As you may already know, all of the the classes are taught in French. The professors know as much English as you probably know French. I expect challenges.

My main professor is a small woman named Roselyne. She is energetic and magnetic; she captures your attention. Good thing, because classes are four and a half hours long. We get twenty minutes for lunch.

For the rest of the semester, I will take all my classes with the same core group of sixteen people. About five are American; two are Turkish; one Russian, one Korean, one Indian, one Canadian. Brazilian, Japanese, Chinese, German. We have one language, and its the one we are here to learn.

I cannot articulate the overwhelming and humbling experience of communicating with someone in this way. A huge part of the world is expected to learn English or vanish. Before today, if I was to communicate with someone from a different culture, the onus was on them to drop their mother tongue and articulate on my terms. I have never had cross-cultural dialogue in which I was not laterally, structurally elevated.

There’s this (largely correct) stereotype that Americans are unwilling to become bilingual because of a nationalistic belief in the supernatural authority of English. That’s been my whole life. Everyone I have ever spoken to had to accommodate for me, and I never had to worry about it.

There is a girl in my class named Merve. She is from Turkey. She does not speak English. We sat next to each other and talked about our homes, our families, our interests — on equal footing. It isn’t perfect (French is a colonial language itself) but it is something. She did not have to twist and bend for me. Well, she did, but only as much as I twisted and bent for her.

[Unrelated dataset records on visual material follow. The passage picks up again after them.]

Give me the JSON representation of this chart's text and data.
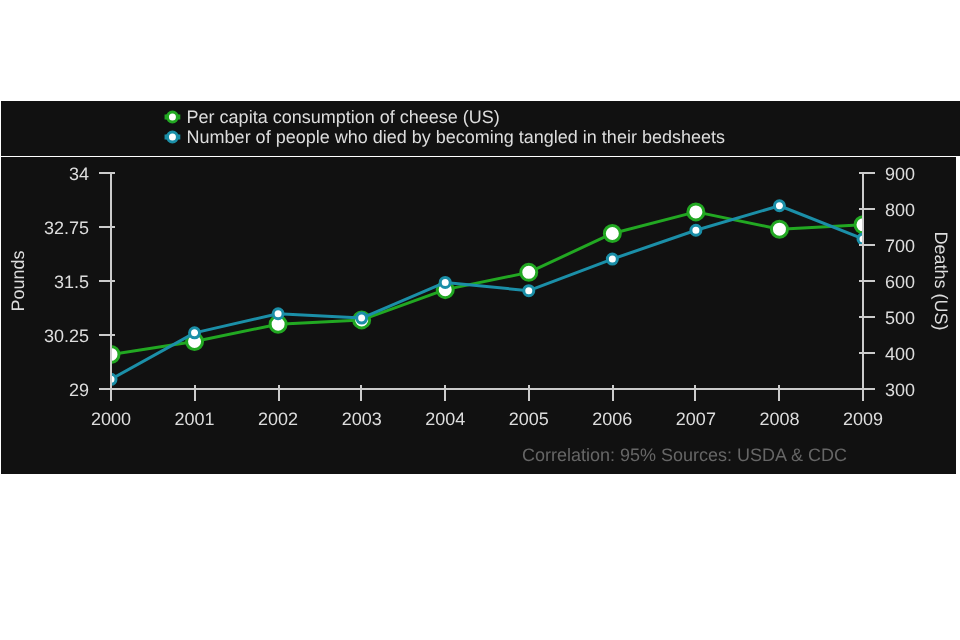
{
  "chart_data": {
    "type": "line",
    "x": [
      2000,
      2001,
      2002,
      2003,
      2004,
      2005,
      2006,
      2007,
      2008,
      2009
    ],
    "series": [
      {
        "name": "Per capita consumption of cheese (US)",
        "color": "#22a822",
        "values": [
          29.8,
          30.1,
          30.5,
          30.6,
          31.3,
          31.7,
          32.6,
          33.1,
          32.7,
          32.8
        ]
      },
      {
        "name": "Number of people who died by becoming tangled in their bedsheets",
        "color": "#1b8fa8",
        "axis": "y2",
        "values": [
          327,
          456,
          509,
          497,
          596,
          573,
          661,
          741,
          809,
          717
        ]
      }
    ],
    "ylabel": "Pounds",
    "y2label": "Deaths (US)",
    "xlim": [
      2000,
      2009
    ],
    "xticks": [
      2000,
      2001,
      2002,
      2003,
      2004,
      2005,
      2006,
      2007,
      2008,
      2009
    ],
    "ylim": [
      29,
      34
    ],
    "yticks": [
      29,
      30.25,
      31.5,
      32.75,
      34
    ],
    "y2lim": [
      300,
      900
    ],
    "y2ticks": [
      300,
      400,
      500,
      600,
      700,
      800,
      900
    ],
    "grid": false,
    "legend": "top left",
    "marker": "circle",
    "line_style": "solid",
    "annotations": [
      "Correlation: 95%",
      "Sources: USDA & CDC"
    ]
  }
}
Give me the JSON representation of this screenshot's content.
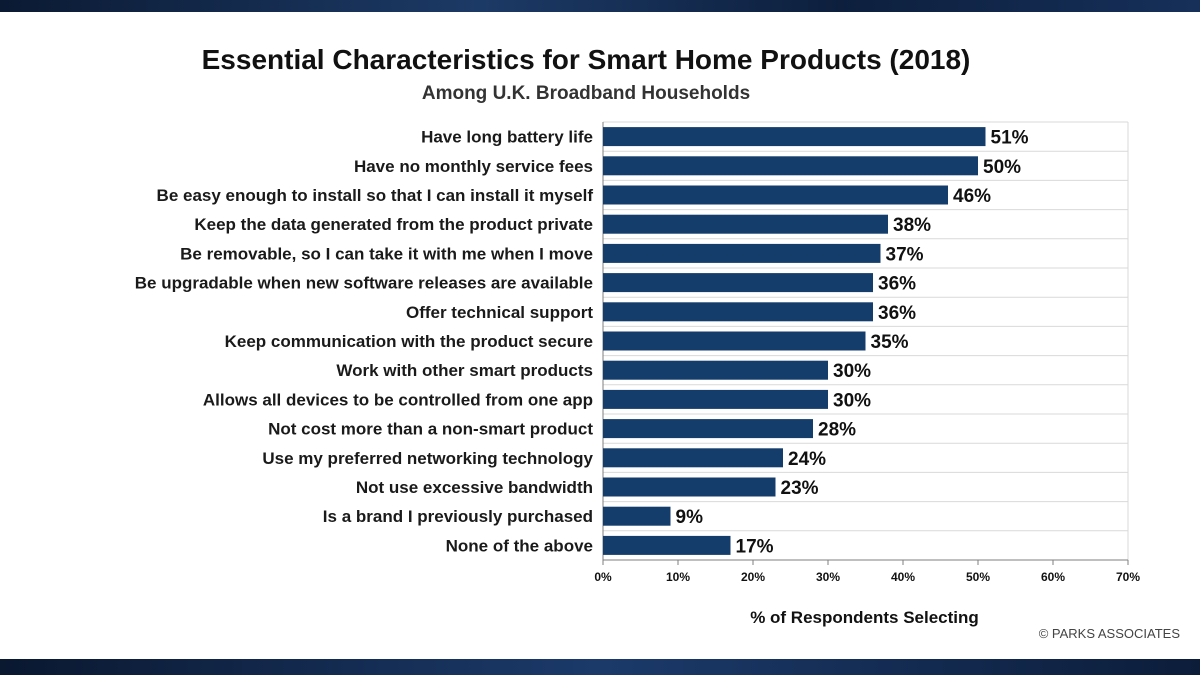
{
  "header": {
    "title": "Essential Characteristics for Smart Home Products (2018)",
    "subtitle": "Among U.K. Broadband Households"
  },
  "footer": {
    "copyright": "© PARKS ASSOCIATES"
  },
  "colors": {
    "bar": "#143d6b",
    "grid": "#d9d9d9",
    "axis": "#7f7f7f"
  },
  "chart_data": {
    "type": "bar",
    "orientation": "horizontal",
    "title": "Essential Characteristics for Smart Home Products (2018)",
    "subtitle": "Among U.K. Broadband Households",
    "xlabel": "% of Respondents Selecting",
    "ylabel": "",
    "xlim": [
      0,
      70
    ],
    "xticks": [
      0,
      10,
      20,
      30,
      40,
      50,
      60,
      70
    ],
    "xtick_labels": [
      "0%",
      "10%",
      "20%",
      "30%",
      "40%",
      "50%",
      "60%",
      "70%"
    ],
    "grid": "horizontal",
    "legend": "none",
    "categories": [
      "Have long battery life",
      "Have no monthly service fees",
      "Be easy enough to install so that I can install it myself",
      "Keep the data generated from the product private",
      "Be removable, so I can take it with me when I move",
      "Be upgradable when new software releases are available",
      "Offer technical support",
      "Keep communication with the product secure",
      "Work with other smart products",
      "Allows all devices to be controlled from one app",
      "Not cost more than a non-smart product",
      "Use my preferred networking technology",
      "Not use excessive bandwidth",
      "Is a brand I previously purchased",
      "None of the above"
    ],
    "values": [
      51,
      50,
      46,
      38,
      37,
      36,
      36,
      35,
      30,
      30,
      28,
      24,
      23,
      9,
      17
    ],
    "data_labels": [
      "51%",
      "50%",
      "46%",
      "38%",
      "37%",
      "36%",
      "36%",
      "35%",
      "30%",
      "30%",
      "28%",
      "24%",
      "23%",
      "9%",
      "17%"
    ]
  }
}
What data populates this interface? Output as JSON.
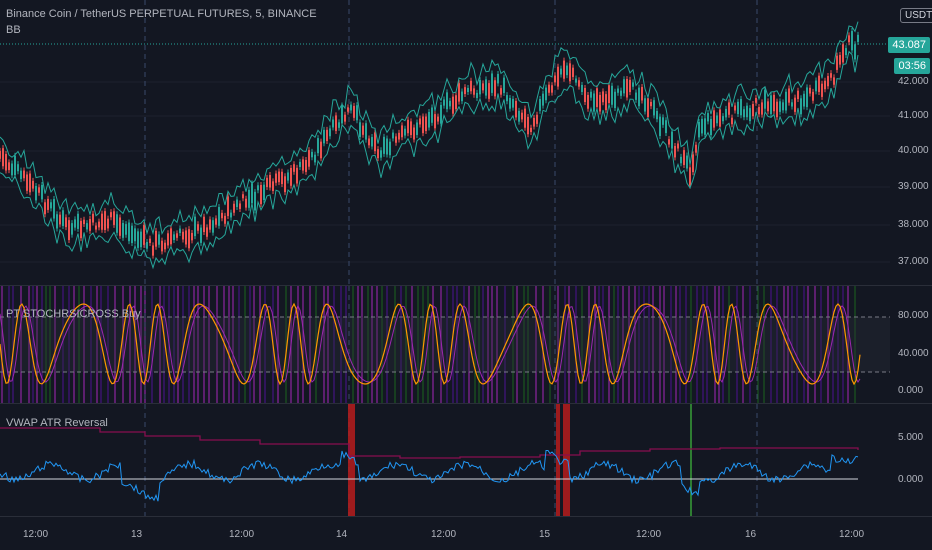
{
  "header": {
    "title": "Binance Coin / TetherUS PERPETUAL FUTURES, 5, BINANCE",
    "indicator": "BB",
    "currency": "USDT"
  },
  "price_axis": {
    "ticks": [
      "42.000",
      "41.000",
      "40.000",
      "39.000",
      "38.000",
      "37.000"
    ],
    "last_price": "43.087",
    "countdown": "03:56"
  },
  "stoch_pane": {
    "label": "PT STOCHRSICROSS Buy",
    "ticks": [
      "80.000",
      "40.000",
      "0.000"
    ]
  },
  "vwap_pane": {
    "label": "VWAP ATR Reversal",
    "ticks": [
      "5.000",
      "0.000"
    ]
  },
  "time_axis": {
    "ticks": [
      "12:00",
      "13",
      "12:00",
      "14",
      "12:00",
      "15",
      "12:00",
      "16",
      "12:00"
    ]
  },
  "colors": {
    "background": "#131722",
    "up": "#26a69a",
    "down": "#ef5350",
    "band": "#26a69a",
    "stoch_orange": "#ff9800",
    "stoch_purple": "#9c27b0",
    "vwap_blue": "#2196f3",
    "vwap_red": "#880e4f"
  }
}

Using this new language with these new people evokes powerful emotions for me that I did not expect. I am a stranger, in a strange land, surrounded by fellow strangers. What a moment this is. What a feeling.

Cordialement,

Allison

P.S.: The sugar they give you for your tea here comes in little cubes, like what you give to horses. I always put them in my purse to take home, but I don’t use them. Maybe I am hoarding as a way to cope with culture shock?